Молнией мелькай летучей!
Пусть у ног твоих, в грязи,
Стонет враг от боли жгучей!
Пусть врастёт в траву нога,
Пусть землёй заносит тело,
Бей, чтоб ведьма — мать врага —
Дважды за ночь сиротела!..
Ну, а если сам паду, —
Песней встречу пулю злую.
У народа на виду
След твой алый поцелую.
Чтоб друзьям издалека
Излучали без ошибки
Тусклый взгляд мой — блеск клинка,
Губы — жар твоей улыбки…
1942.
БЕЖЕНЦЫ
Степь в мареве лежит, как неживая:
Ни ветерка вокруг — несносный жар лучей.
И вдалеке, как туча грозовая,
К нам движется толпа отцов и матерей.
Кто тянет скарб в узлах, кто по-хозяйски яро
Бичом свистит, сгоняя в круг коров.
И в дальних отблесках погасшего пожара
Похож на плач скотины хриплый рёв.
— Откуда, мать? Куда? — Со станции Лихая,
От немца мы… А ты куда, сынок?
И словно с неба капля дождевая,
Слеза на землю падает у ног.
Что ей сказать? Молчу я, брови хмуря,
Вдыхаю горестно простор родной земли…
Приди, гроза, приди, очисть мне душу, буря!
Мне снится мщение, как радуга вдали!
1942.
НАД УБИТЫМ РЕБЁНКОМ
В траве нескошенной — замученный ребёнок.
Смерть не дала ему больших ресниц смежить,
И детские глаза глядят как бы спросонок
На этот мир, где я остался жить.
А солнце высоко; не зная преступленья,
Щебечут птицы, сердце полонив.
И, словно в пьяном сне, над жертвою глумленья
Рой синих мух жужжит среди цветущих нив.
И вспомнив вдруг о том, что за посёлком где-то
Мать жаркую слезу смахнёт с лица тайком.
Не жду я от друзей ни вздоха, ни ответа, —
Я грудь врага хочу найти штыком!
1943.
ДВЕ МАТЕРИ
Две матери сроднились в сердце сына;
Мать кровная ушла в нездешний сон,
Вторая мать — родная Украина.
Ей, где бы ни был, низкий шлю поклон.
Она моих стихов качала колыбель,
И в степь звала, в зелёную постель,
И, накрывая небом Приднепровья,
Садилась напевать у изголовья.
С тех пор, едва глаза мои закрою,
Её я слышу песню надо мной,
За каждым кустиком, за тучкой над горою
Мне чудится простор её степной.
Мне с каждым днём всё ближе край далёкий.

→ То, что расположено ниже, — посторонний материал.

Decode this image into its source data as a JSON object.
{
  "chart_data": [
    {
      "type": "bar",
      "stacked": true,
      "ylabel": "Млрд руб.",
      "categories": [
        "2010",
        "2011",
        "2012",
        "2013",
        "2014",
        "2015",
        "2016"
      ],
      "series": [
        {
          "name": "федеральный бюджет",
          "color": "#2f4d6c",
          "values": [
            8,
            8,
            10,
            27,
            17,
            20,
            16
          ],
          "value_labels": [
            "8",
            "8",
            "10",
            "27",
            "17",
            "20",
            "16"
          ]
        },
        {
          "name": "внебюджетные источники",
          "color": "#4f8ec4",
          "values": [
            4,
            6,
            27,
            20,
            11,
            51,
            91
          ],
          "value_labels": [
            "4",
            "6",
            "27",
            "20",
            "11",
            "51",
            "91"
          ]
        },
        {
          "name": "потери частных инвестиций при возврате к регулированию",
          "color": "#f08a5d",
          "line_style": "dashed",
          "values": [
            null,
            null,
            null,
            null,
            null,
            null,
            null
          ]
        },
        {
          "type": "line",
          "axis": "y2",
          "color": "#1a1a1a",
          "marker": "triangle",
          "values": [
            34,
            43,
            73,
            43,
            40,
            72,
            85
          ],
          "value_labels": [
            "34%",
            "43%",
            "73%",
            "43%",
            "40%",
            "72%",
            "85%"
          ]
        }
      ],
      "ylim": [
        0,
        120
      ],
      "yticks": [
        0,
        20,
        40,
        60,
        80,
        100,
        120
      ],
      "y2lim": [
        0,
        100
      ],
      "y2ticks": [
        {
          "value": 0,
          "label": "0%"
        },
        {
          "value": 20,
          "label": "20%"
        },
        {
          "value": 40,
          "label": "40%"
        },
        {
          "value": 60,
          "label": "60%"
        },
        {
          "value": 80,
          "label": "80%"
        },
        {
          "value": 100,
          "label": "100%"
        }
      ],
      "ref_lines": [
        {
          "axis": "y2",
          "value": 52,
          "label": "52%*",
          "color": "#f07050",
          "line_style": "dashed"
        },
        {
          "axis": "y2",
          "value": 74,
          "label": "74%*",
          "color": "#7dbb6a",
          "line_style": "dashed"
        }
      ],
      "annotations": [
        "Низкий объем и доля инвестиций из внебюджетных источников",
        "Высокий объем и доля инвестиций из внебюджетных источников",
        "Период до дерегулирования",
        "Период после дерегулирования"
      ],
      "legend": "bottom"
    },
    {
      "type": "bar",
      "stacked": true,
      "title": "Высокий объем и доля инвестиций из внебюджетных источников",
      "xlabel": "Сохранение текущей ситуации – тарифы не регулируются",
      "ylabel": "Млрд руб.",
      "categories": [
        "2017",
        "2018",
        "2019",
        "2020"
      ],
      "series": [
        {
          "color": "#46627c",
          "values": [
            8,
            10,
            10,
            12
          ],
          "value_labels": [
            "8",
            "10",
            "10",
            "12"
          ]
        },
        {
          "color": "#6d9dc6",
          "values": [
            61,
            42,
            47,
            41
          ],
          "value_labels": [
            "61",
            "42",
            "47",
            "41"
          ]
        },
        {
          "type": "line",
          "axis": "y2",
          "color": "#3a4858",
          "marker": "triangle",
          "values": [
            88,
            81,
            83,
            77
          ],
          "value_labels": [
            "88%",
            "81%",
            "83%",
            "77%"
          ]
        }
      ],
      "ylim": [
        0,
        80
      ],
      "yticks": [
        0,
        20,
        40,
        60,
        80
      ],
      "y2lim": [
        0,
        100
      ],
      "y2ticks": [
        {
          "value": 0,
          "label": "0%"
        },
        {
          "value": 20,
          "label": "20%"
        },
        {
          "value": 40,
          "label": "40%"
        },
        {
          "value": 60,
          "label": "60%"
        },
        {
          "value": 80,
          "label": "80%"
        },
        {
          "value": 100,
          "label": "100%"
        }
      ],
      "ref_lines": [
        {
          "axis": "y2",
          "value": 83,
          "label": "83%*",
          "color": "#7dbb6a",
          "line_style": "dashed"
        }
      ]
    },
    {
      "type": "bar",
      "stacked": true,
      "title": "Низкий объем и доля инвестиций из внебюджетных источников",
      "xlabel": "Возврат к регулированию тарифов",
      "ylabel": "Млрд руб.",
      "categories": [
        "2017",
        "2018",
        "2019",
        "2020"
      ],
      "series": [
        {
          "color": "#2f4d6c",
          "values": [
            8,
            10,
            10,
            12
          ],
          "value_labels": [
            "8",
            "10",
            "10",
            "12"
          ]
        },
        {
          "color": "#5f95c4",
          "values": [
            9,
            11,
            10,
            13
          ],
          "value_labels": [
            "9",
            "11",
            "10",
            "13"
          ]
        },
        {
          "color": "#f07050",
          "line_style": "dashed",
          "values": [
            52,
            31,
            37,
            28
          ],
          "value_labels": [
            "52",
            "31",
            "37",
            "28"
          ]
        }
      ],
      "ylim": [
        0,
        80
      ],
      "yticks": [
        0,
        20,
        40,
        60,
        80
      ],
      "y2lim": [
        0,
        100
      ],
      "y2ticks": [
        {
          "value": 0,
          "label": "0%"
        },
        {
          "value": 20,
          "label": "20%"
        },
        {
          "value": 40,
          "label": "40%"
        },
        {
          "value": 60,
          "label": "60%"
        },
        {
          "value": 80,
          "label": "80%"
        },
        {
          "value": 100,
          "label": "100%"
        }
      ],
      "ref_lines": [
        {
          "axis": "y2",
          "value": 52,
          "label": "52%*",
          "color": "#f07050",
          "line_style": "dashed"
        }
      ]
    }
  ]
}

Вишнёвые сады, мой город у Днепра.
Волною бьёт о берег Днепр широкий
И лунные качает вечера.
Зовёт в Днепропетровск дорога в тополях,
В Херсонщину уводит старый шлях,
Дорога спит. И мельница лениво
Ей пересказывает домыслы молвы.
И тихо так, что слышен рост травы,
Лёт коршуна и вздох цветка над нивой.
Но вот иную вижу я картину:
О горе матери приносят вести сыну,
Её поля — в огне, над головою — гуд,
Вторую мать мою, родную Украину,
Средь бела дня враги к столбу ведут,
И, руки над пожарищем раскинув.
Она кричит: — Я здесь, сынок, я тут!